Seventh and eighth grade students work on projects with town-wide benefits
SOUTH KINGSTOWN — Students at Curtis Corner Middle School spent their last day of class learning an important lesson about giving back to the community.
On Friday morning, Team Falcon, a group of seventh and eighth-graders, devoted their time toward several different projects that will be giving back to local organizations and groups of community members.
Rather than being randomly assigned to a cause, students were able to learn about each community effort at a “town meeting” ahead of time and choose what station they’d like to help out with, Mathematics Teacher Kate Arruda explained.
“It’s kind of like a mini assembly with our team and we tell them how it’s really important to be giving back to your community,” she said.

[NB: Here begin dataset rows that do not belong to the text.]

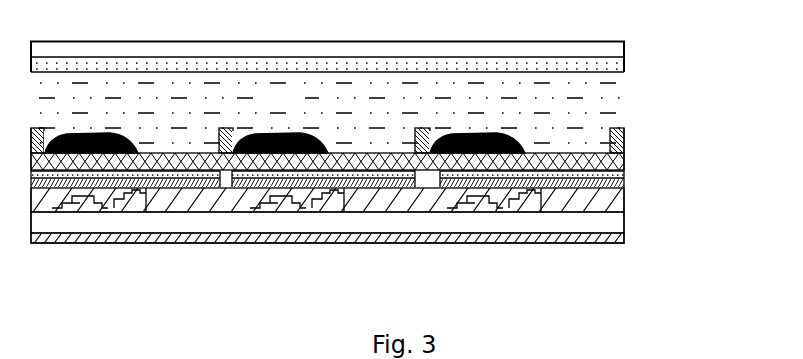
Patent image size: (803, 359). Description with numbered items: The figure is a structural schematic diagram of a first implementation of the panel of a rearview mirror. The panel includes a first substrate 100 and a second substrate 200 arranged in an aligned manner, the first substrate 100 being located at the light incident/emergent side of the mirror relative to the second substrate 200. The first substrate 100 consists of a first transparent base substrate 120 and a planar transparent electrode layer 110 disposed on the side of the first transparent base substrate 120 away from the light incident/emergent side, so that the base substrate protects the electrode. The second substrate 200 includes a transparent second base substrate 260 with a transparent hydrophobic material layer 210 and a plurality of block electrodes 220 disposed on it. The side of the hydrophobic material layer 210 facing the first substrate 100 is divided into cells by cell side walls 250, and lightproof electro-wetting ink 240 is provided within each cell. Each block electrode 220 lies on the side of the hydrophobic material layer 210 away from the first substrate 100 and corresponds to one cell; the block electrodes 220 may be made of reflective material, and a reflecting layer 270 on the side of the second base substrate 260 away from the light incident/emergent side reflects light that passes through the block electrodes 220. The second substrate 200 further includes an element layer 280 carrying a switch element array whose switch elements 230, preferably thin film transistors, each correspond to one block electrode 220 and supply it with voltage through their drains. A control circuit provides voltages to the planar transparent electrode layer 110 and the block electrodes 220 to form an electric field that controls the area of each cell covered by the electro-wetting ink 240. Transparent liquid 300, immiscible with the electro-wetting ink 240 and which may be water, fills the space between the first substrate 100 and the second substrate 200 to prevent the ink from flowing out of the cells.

The first substrate 100 is at (703, 27).
The planar transparent electrode layer 110 is at (621, 56).
The first transparent base substrate 120 is at (623, 45).
The transparent liquid 300 is at (297, 106).
The second substrate 200 is at (699, 277).
The transparent hydrophobic material layer 210 is at (624, 162).
The block electrodes 220 is at (624, 181).
The switch elements 230 is at (543, 212).
The electro-wetting ink 240 is at (522, 136).
The cell side walls 250 is at (624, 147).
The second base substrate 260 is at (609, 222).
The reflecting layer 270 is at (607, 238).
The element layer 280 is at (624, 200).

Every student was encouraged to give back to a project they might have some passion for.
Even though Team Falcon is brand new this year, Arruda has been helping to organize these community efforts with her teams every year and stresses to her students how good it can feel to give back.
Each team at Curtis Corner is a made up of students that share the same core teacher in the fields of math, science, social studies and English language arts, Arruda explained, as well as two special education teachers.
Of the five teams at Curtis Corner, Team Falcon is the only “split team” meaning they’re not exclusively composed of just seventh-graders or just eighth-graders.
“They’re all working together,” Arruda said, “which is another great community piece of this project.”
One of the stations was devoted entirely to giving back to students at Stepping Stones Preschool, at which middle school students focused all their time and energy toward making bookmarks. Each hand-crafted bookmark was laminated and paired with two gift-wrapped books.
“Each kid in the 3-year-old and 4-year-old room will go home today with two books and a bookmark, made by the middle schoolers,” Arruda said.
All of the books were donated by families either brand new or gently used. Families and teachers also donated all of the supplies needed for the group of students who made fleece blankets for the Welcome House, Arruda pointed out.
The South Kingstown Police Department, the eight firehouses throughout town and the maternity ward at the hospital will all be receiving food baskets and cards put together by students. Students at these stations learned that they were helping to give back to members of the community who don’t always get to spend Christmas at home each year.
Finally, a fourth group of students poured their artistic talents into decorating sugar cookies for a holiday party at Scallop Shell. Arruda baked 70 cookies ahead of time, so each student at the decorating station was able to work on two or three.
“This is fun for us as teachers too, because we can see talents that we don’t know they have,” Mary Beth Keating, a resource teacher said.
After all of the cookies dried and all of the activities were completed, Arruda and the other teachers from Team Falcon helped to drop off all of the gifts.